Where he favours private equity, is the access it gives to industry verticals that are underweight in the public markets like healthcare and consumer discretionary sectors in emerging markets. He also believes the fund has an advantage in the smaller deals.

“At $14 billion PERA is a sizeable investor, but we are sufficiently small in the context of the $3 trillion private equity industry and the $25 trillion US retirement industry. We can concentrate on subsectors that are immaterial for institutions that are three, 10 or 20 times our size.”

An example of the smaller fund advantage is in early stage venture capital, he says.

“The mega institutions find it harder to allocate because of the administrative burden. We can take advantage of niche or capacity constrained areas like venture capital or lower mid-market private equity – these strategies where it is difficult for larger asset owners to take advantage.”

PERA uses external managers throughout the portfolio, with no plans to bring any allocations in house.

“Very few organisations have the economies of scale for effective internal management of passive strategies. The costs related to internal management are not just to do with an increased headcount, but include the risks and tracking errors associated with mandates. Additionally, active strategies require proprietary information and few public pension funds have that type of unique data,” he argues.

Where Grabel is active is in the asset allocation, tightening the guidelines on managers and clawing back on the tracking error he affords.

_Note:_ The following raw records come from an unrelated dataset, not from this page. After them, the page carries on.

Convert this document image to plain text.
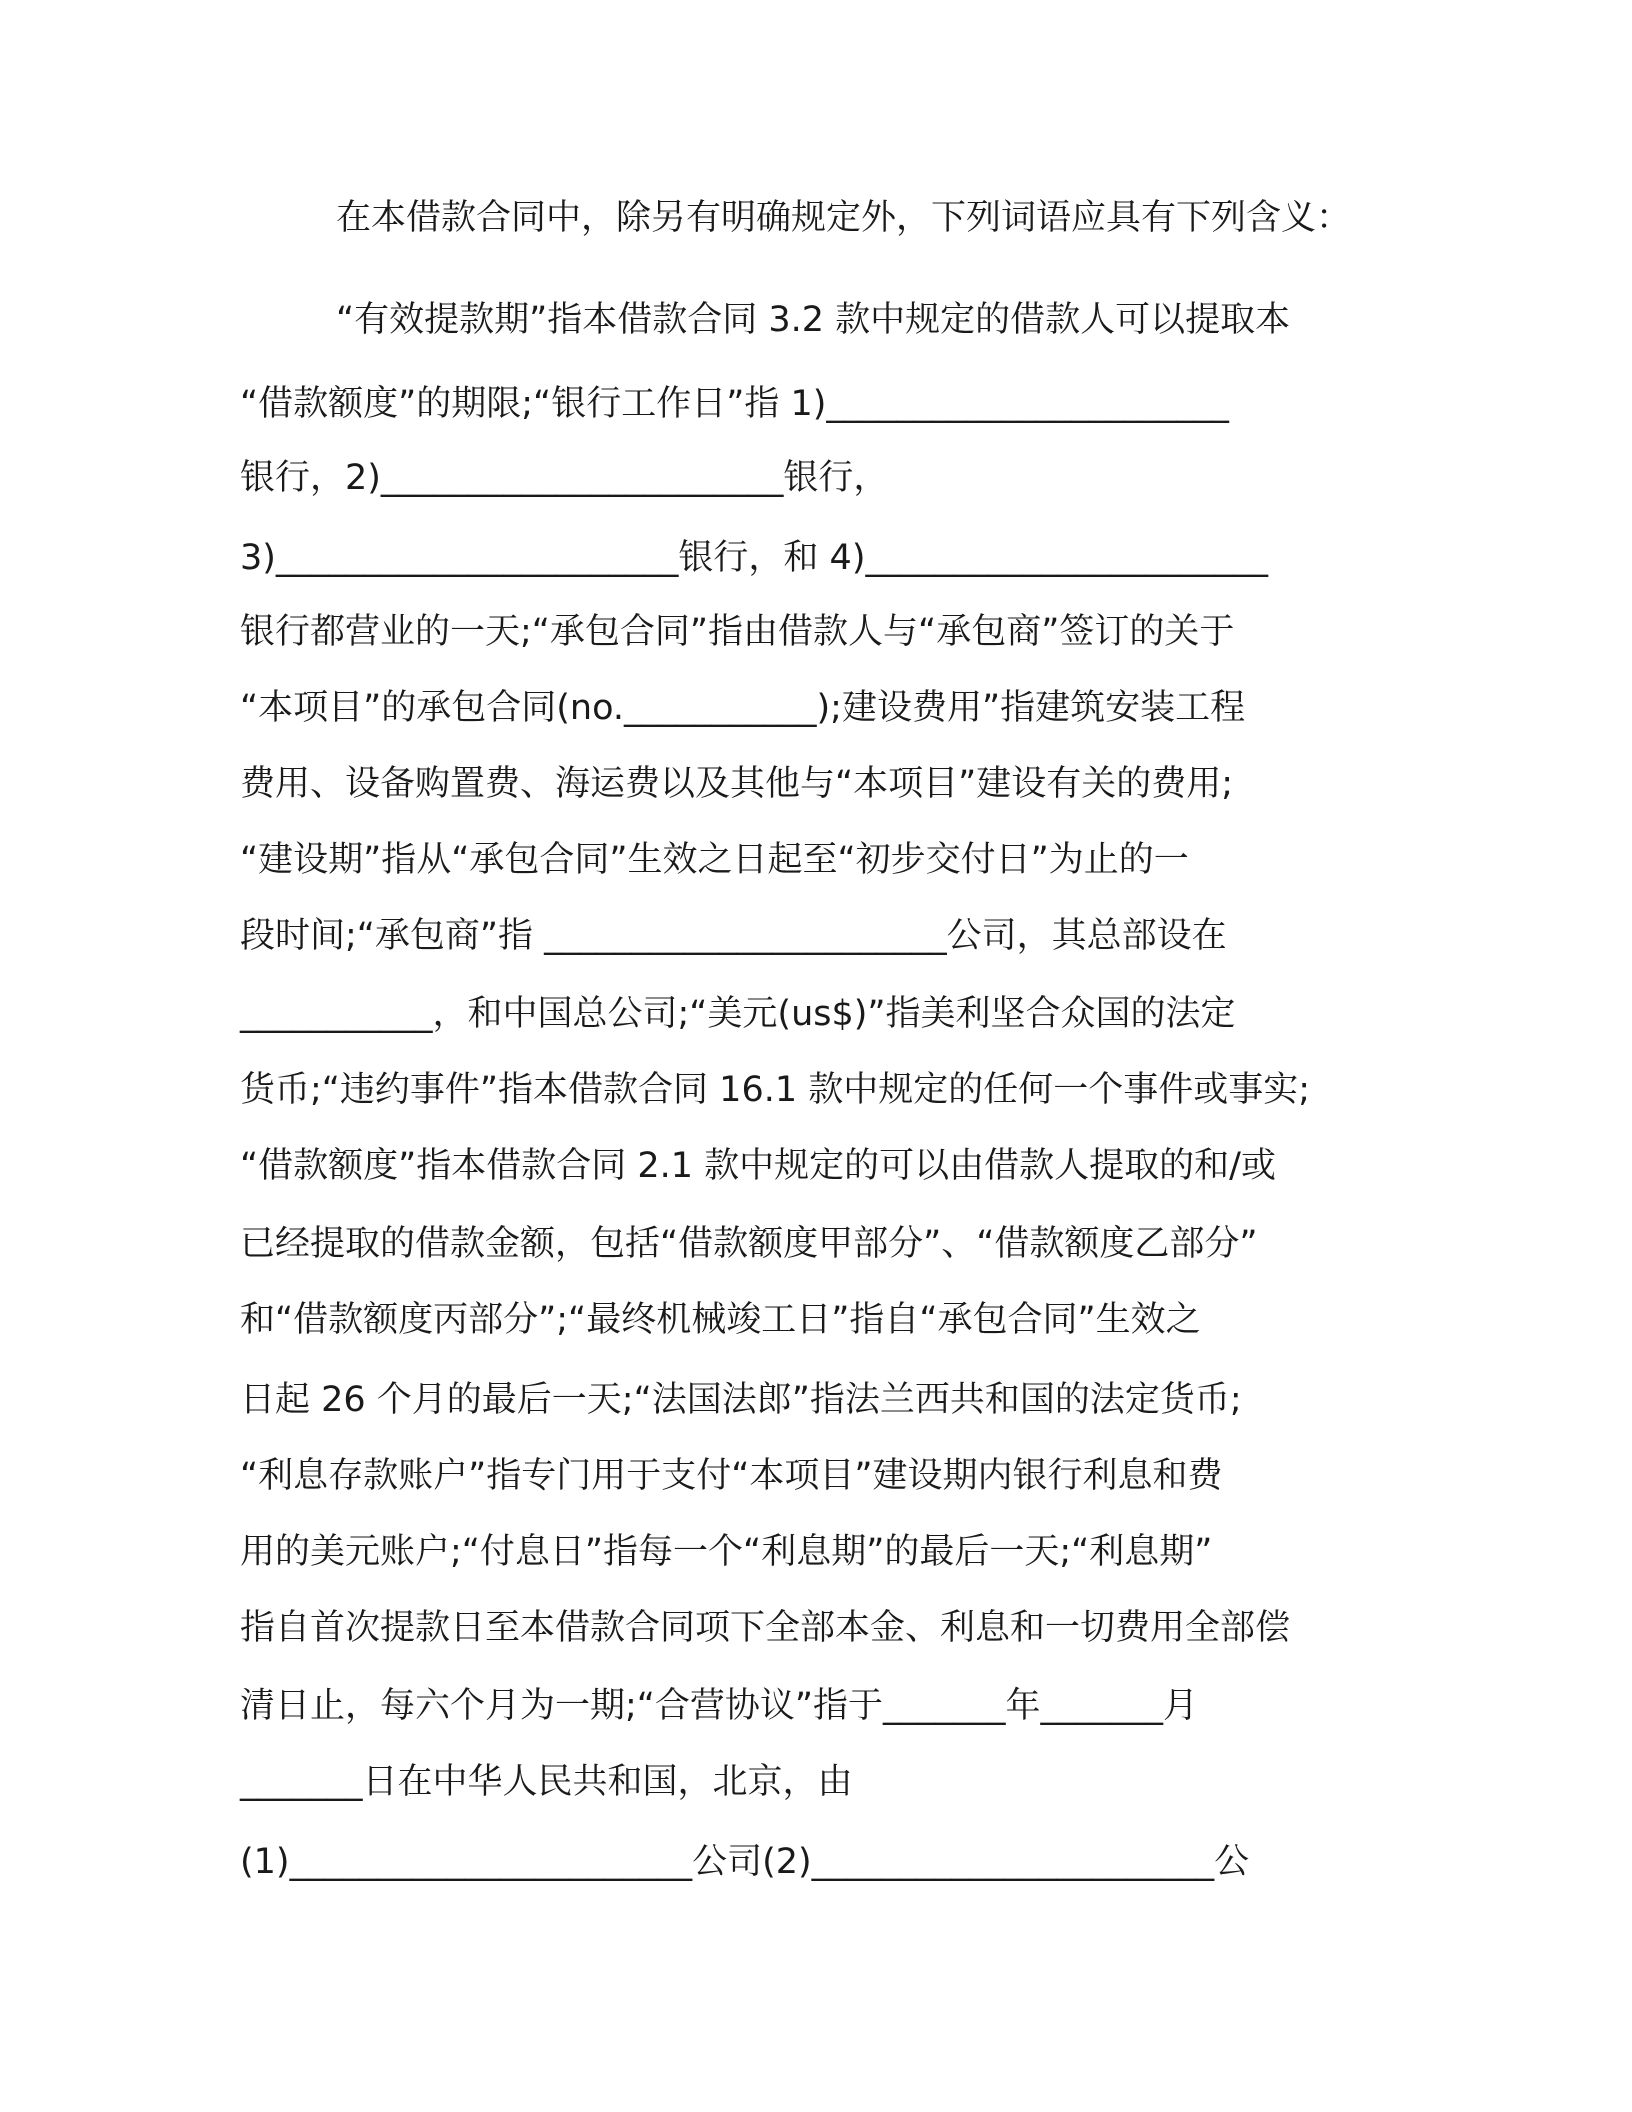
在本借款合同中，除另有明确规定外，下列词语应具有下列含义：
“有效提款期”指本借款合同 3.2 款中规定的借款人可以提取本
“借款额度”的期限;“银行工作日”指 1)_______________________
银行，2)_______________________银行，
3)_______________________银行，和 4)_______________________
银行都营业的一天;“承包合同”指由借款人与“承包商”签订的关于
“本项目”的承包合同(no.___________);建设费用”指建筑安装工程
费用、设备购置费、海运费以及其他与“本项目”建设有关的费用;
“建设期”指从“承包合同”生效之日起至“初步交付日”为止的一
段时间;“承包商”指 _______________________公司，其总部设在
___________，和中国总公司;“美元(us$)”指美利坚合众国的法定
货币;“违约事件”指本借款合同 16.1 款中规定的任何一个事件或事实;
“借款额度”指本借款合同 2.1 款中规定的可以由借款人提取的和/或
已经提取的借款金额，包括“借款额度甲部分”、“借款额度乙部分”
和“借款额度丙部分”;“最终机械竣工日”指自“承包合同”生效之
日起 26 个月的最后一天;“法国法郎”指法兰西共和国的法定货币;
“利息存款账户”指专门用于支付“本项目”建设期内银行利息和费
用的美元账户;“付息日”指每一个“利息期”的最后一天;“利息期”
指自首次提款日至本借款合同项下全部本金、利息和一切费用全部偿
清日止，每六个月为一期;“合营协议”指于_______年_______月
_______日在中华人民共和国，北京，由
(1)_______________________公司(2)_______________________公
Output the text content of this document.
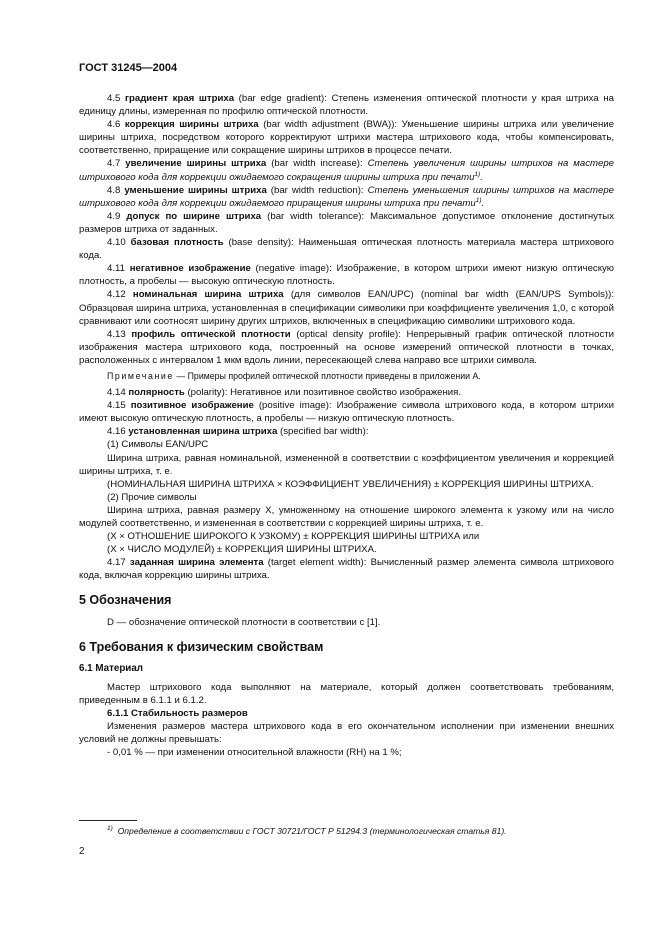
ГОСТ 31245—2004

4.5 градиент края штриха (bar edge gradient): Степень изменения оптической плотности у края штриха на единицу длины, измеренная по профилю оптической плотности.

4.6 коррекция ширины штриха (bar width adjustment (BWA)): Уменьшение ширины штриха или увеличение ширины штриха, посредством которого корректируют штрихи мастера штрихового кода, чтобы компенсировать, соответственно, приращение или сокращение ширины штрихов в процессе печати.

4.7 увеличение ширины штриха (bar width increase): Степень увеличения ширины штрихов на мастере штрихового кода для коррекции ожидаемого сокращения ширины штриха при печати$^{1)}$.

4.8 уменьшение ширины штриха (bar width reduction): Степень уменьшения ширины штрихов на мастере штрихового кода для коррекции ожидаемого приращения ширины штриха при печати$^{1)}$.

4.9 допуск по ширине штриха (bar width tolerance): Максимальное допустимое отклонение достигнутых размеров штриха от заданных.

4.10 базовая плотность (base density): Наименьшая оптическая плотность материала мастера штрихового кода.

4.11 негативное изображение (negative image): Изображение, в котором штрихи имеют низкую оптическую плотность, а пробелы — высокую оптическую плотность.

4.12 номинальная ширина штриха (для символов EAN/UPC) (nominal bar width (EAN/UPS Symbols)): Образцовая ширина штриха, установленная в спецификации символики при коэффициенте увеличения 1,0, с которой сравнивают или соотносят ширину других штрихов, включенных в спецификацию символики штрихового кода.

4.13 профиль оптической плотности (optical density profile): Непрерывный график оптической плотности изображения мастера штрихового кода, построенный на основе измерений оптической плотности в точках, расположенных с интервалом 1 мкм вдоль линии, пересекающей слева направо все штрихи символа.

Примечание — Примеры профилей оптической плотности приведены в приложении А.

4.14 полярность (polarity): Негативное или позитивное свойство изображения.

4.15 позитивное изображение (positive image): Изображение символа штрихового кода, в котором штрихи имеют высокую оптическую плотность, а пробелы — низкую оптическую плотность.

4.16 установленная ширина штриха (specified bar width):

(1) Символы EAN/UPC

Ширина штриха, равная номинальной, измененной в соответствии с коэффициентом увеличения и коррекцией ширины штриха, т. е.

(НОМИНАЛЬНАЯ ШИРИНА ШТРИХА × КОЭФФИЦИЕНТ УВЕЛИЧЕНИЯ) ± КОРРЕКЦИЯ ШИРИНЫ ШТРИХА.

(2) Прочие символы

Ширина штриха, равная размеру X, умноженному на отношение широкого элемента к узкому или на число модулей соответственно, и измененная в соответствии с коррекцией ширины штриха, т. е.

(X × ОТНОШЕНИЕ ШИРОКОГО К УЗКОМУ) ± КОРРЕКЦИЯ ШИРИНЫ ШТРИХА или

(X × ЧИСЛО МОДУЛЕЙ) ± КОРРЕКЦИЯ ШИРИНЫ ШТРИХА.

4.17 заданная ширина элемента (target element width): Вычисленный размер элемента символа штрихового кода, включая коррекцию ширины штриха.

5 Обозначения

D — обозначение оптической плотности в соответствии с [1].

6 Требования к физическим свойствам
6.1 Материал

Мастер штрихового кода выполняют на материале, который должен соответствовать требованиям, приведенным в 6.1.1 и 6.1.2.

6.1.1 Стабильность размеров

Изменения размеров мастера штрихового кода в его окончательном исполнении при изменении внешних условий не должны превышать:

- 0,01 % — при изменении относительной влажности (RH) на 1 %;

$^{1)}$ Определение в соответствии с ГОСТ 30721/ГОСТ Р 51294.3 (терминологическая статья 81).
2
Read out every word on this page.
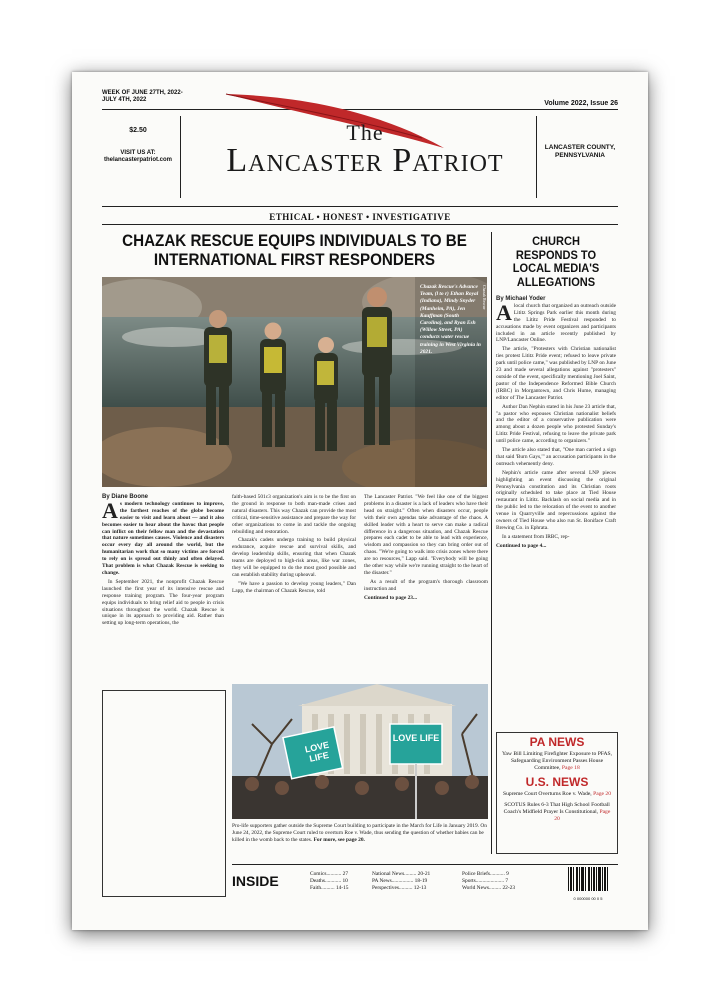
WEEK OF JUNE 27TH, 2022-
JULY 4TH, 2022	Volume 2022, Issue 26
$2.50
VISIT US AT:
thelancasterpatriot.com
The
Lancaster Patriot	LANCASTER COUNTY, PENNSYLVANIA
ETHICAL • HONEST • INVESTIGATIVE
CHAZAK RESCUE EQUIPS INDIVIDUALS TO BE INTERNATIONAL FIRST RESPONDERS
Chazak Rescue's Advance Team, (l to r) Ethan Royal (Indiana), Mindy Snyder (Manheim, PA), Jen Kauffman (South Carolina), and Ryan Esh (Willow Street, PA) conducts water rescue training in West Virginia in 2021.
Chazak Rescue
By Diane Boone

As modern technology continues to improve, the farthest reaches of the globe become easier to visit and learn about — and it also becomes easier to hear about the havoc that people can inflict on their fellow man and the devastation that nature sometimes causes. Violence and disasters occur every day all around the world, but the humanitarian work that so many victims are forced to rely on is spread out thinly and often delayed. That problem is what Chazak Rescue is seeking to change.

In September 2021, the nonprofit Chazak Rescue launched the first year of its intensive rescue and response training program. The four-year program equips individuals to bring relief aid to people in crisis situations throughout the world. Chazak Rescue is unique in its approach to providing aid. Rather than setting up long-term operations, the

faith-based 501c3 organization's aim is to be the first on the ground in response to both man-made crises and natural disasters. This way Chazak can provide the most critical, time-sensitive assistance and prepare the way for other organizations to come in and tackle the ongoing rebuilding and restoration.

Chazak's cadets undergo training to build physical endurance, acquire rescue and survival skills, and develop leadership skills, ensuring that when Chazak teams are deployed to high-risk areas, like war zones, they will be equipped to do the most good possible and can establish stability during upheaval.

"We have a passion to develop young leaders," Dan Lapp, the chairman of Chazak Rescue, told

The Lancaster Patriot. "We feel like one of the biggest problems in a disaster is a lack of leaders who have their head on straight." Often when disasters occur, people with their own agendas take advantage of the chaos. A skilled leader with a heart to serve can make a radical difference in a dangerous situation, and Chazak Rescue prepares each cadet to be able to lead with experience, wisdom and compassion so they can bring order out of chaos. "We're going to walk into crisis zones where there are no resources," Lapp said. "Everybody will be going the other way while we're running straight to the heart of the disaster."

As a result of the program's thorough classroom instruction and

Continued to page 23...
CHURCH RESPONDS TO LOCAL MEDIA'S ALLEGATIONS
By Michael Yoder

Alocal church that organized an outreach outside Lititz Springs Park earlier this month during the Lititz Pride Festival responded to accusations made by event organizers and participants included in an article recently published by LNP/Lancaster Online.

The article, "Protesters with Christian nationalist ties protest Lititz Pride event; refused to leave private park until police came," was published by LNP on June 23 and made several allegations against "protesters" outside of the event, specifically mentioning Joel Saint, pastor of the Independence Reformed Bible Church (IRBC) in Morgantown, and Chris Hume, managing editor of The Lancaster Patriot.

Author Dan Nephin stated in his June 23 article that, "a pastor who espouses Christian nationalist beliefs and the editor of a conservative publication were among about a dozen people who protested Sunday's Lititz Pride Festival, refusing to leave the private park until police came, according to organizers."

The article also stated that, "One man carried a sign that said 'Burn Gays,'" an accusation participants in the outreach vehemently deny.

Nephin's article came after several LNP pieces highlighting an event discussing the original Pennsylvania constitution and its Christian roots originally scheduled to take place at Tied House restaurant in Lititz. Backlash on social media and in the public led to the relocation of the event to another venue in Quarryville and repercussions against the owners of Tied House who also run St. Boniface Craft Brewing Co. in Ephrata.

In a statement from IRBC, rep-

Continued to page 4...
LOVE LIFE
LOVE LIFE
Pro-life supporters gather outside the Supreme Court building to participate in the March for Life in January 2019. On June 24, 2022, the Supreme Court ruled to overturn Roe v. Wade, thus sending the question of whether babies can be killed in the womb back to the states. For more, see page 20.
PA NEWS
Yaw Bill Limiting Firefighter Exposure to PFAS, Safeguarding Environment Passes House Committee, Page 18
U.S. NEWS
Supreme Court Overturns Roe v. Wade, Page 20
SCOTUS Rules 6-3 That High School Football Coach's Midfield Prayer Is Constitutional, Page 20
INSIDE	Comics........... 27
Deaths............ 10
Faith.......... 14-15
National News......... 20-21
PA News................ 18-19
Perspectives.......... 12-13
Police Briefs........... 9
Sports..................... 7
World News......... 22-23
0 000000 00 0 5
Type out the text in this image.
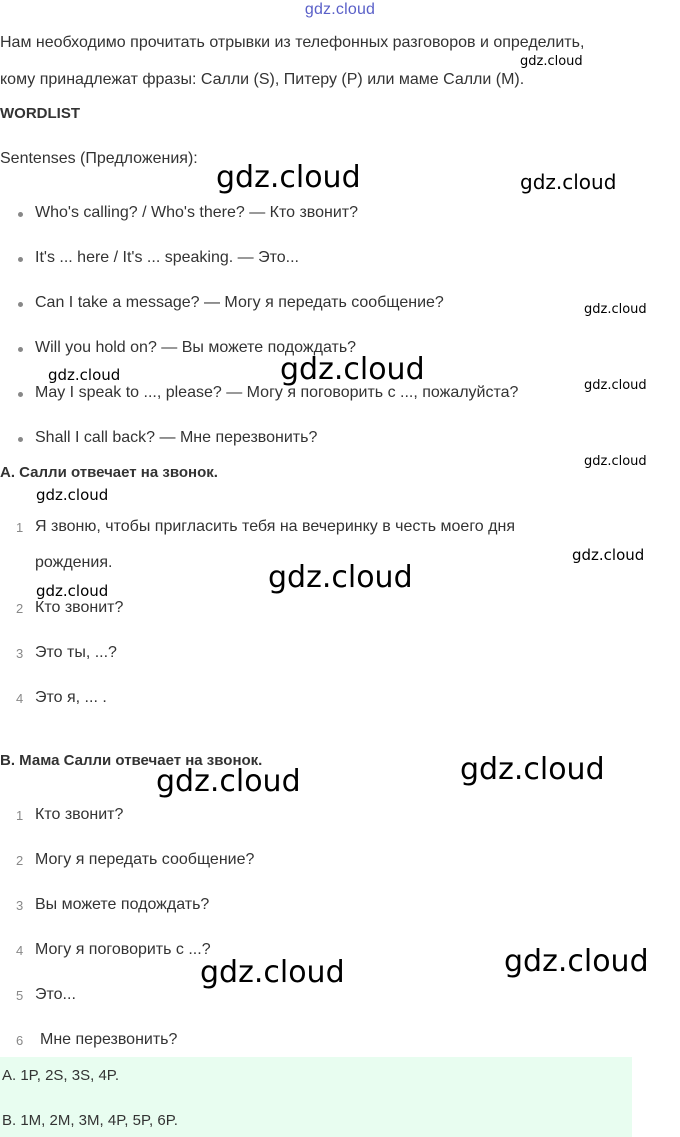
gdz.cloud
Нам необходимо прочитать отрывки из телефонных разговоров и определить,
кому принадлежат фразы: Салли (S), Питеру (P) или маме Салли (M).
WORDLIST
Sentenses (Предложения):
Who's calling? / Who's there? — Кто звонит?
It's ... here / It's ... speaking. — Это...
Can I take a message? — Могу я передать сообщение?
Will you hold on? — Вы можете подождать?
May I speak to ..., please? — Могу я поговорить с ..., пожалуйста?
Shall I call back? — Мне перезвонить?
A. Салли отвечает на звонок.
1 Я звоню, чтобы пригласить тебя на вечеринку в честь моего дня
рождения.
2 Кто звонит?
3 Это ты, ...?
4 Это я, ... .
B. Мама Салли отвечает на звонок.
1 Кто звонит?
2 Могу я передать сообщение?
3 Вы можете подождать?
4 Могу я поговорить с ...?
5 Это...
6 Мне перезвонить?
A. 1P, 2S, 3S, 4P.
B. 1M, 2M, 3M, 4P, 5P, 6P.
gdz.cloud
gdz.cloud	gdz.cloud
gdz.cloud
gdz.cloud
gdz.cloud
gdz.cloud
gdz.cloud
gdz.cloud
gdz.cloud
gdz.cloud
gdz.cloud
gdz.cloud
gdz.cloud
gdz.cloud
gdz.cloud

“Many active managers have generated alpha by introducing different security types. In fixed income this could be high yield or emerging market debt. But these are really asset allocation decisions and not for managers to make.”

In 2015, the fund returned 1.8 per cent and generated investment gains of approximately $0.3 billion net of investment fees and expenses in a performance below the 7.75 per cent actuarially required annual return hurdle, and which compares to 10 per cent returns for both the three and five-year periods.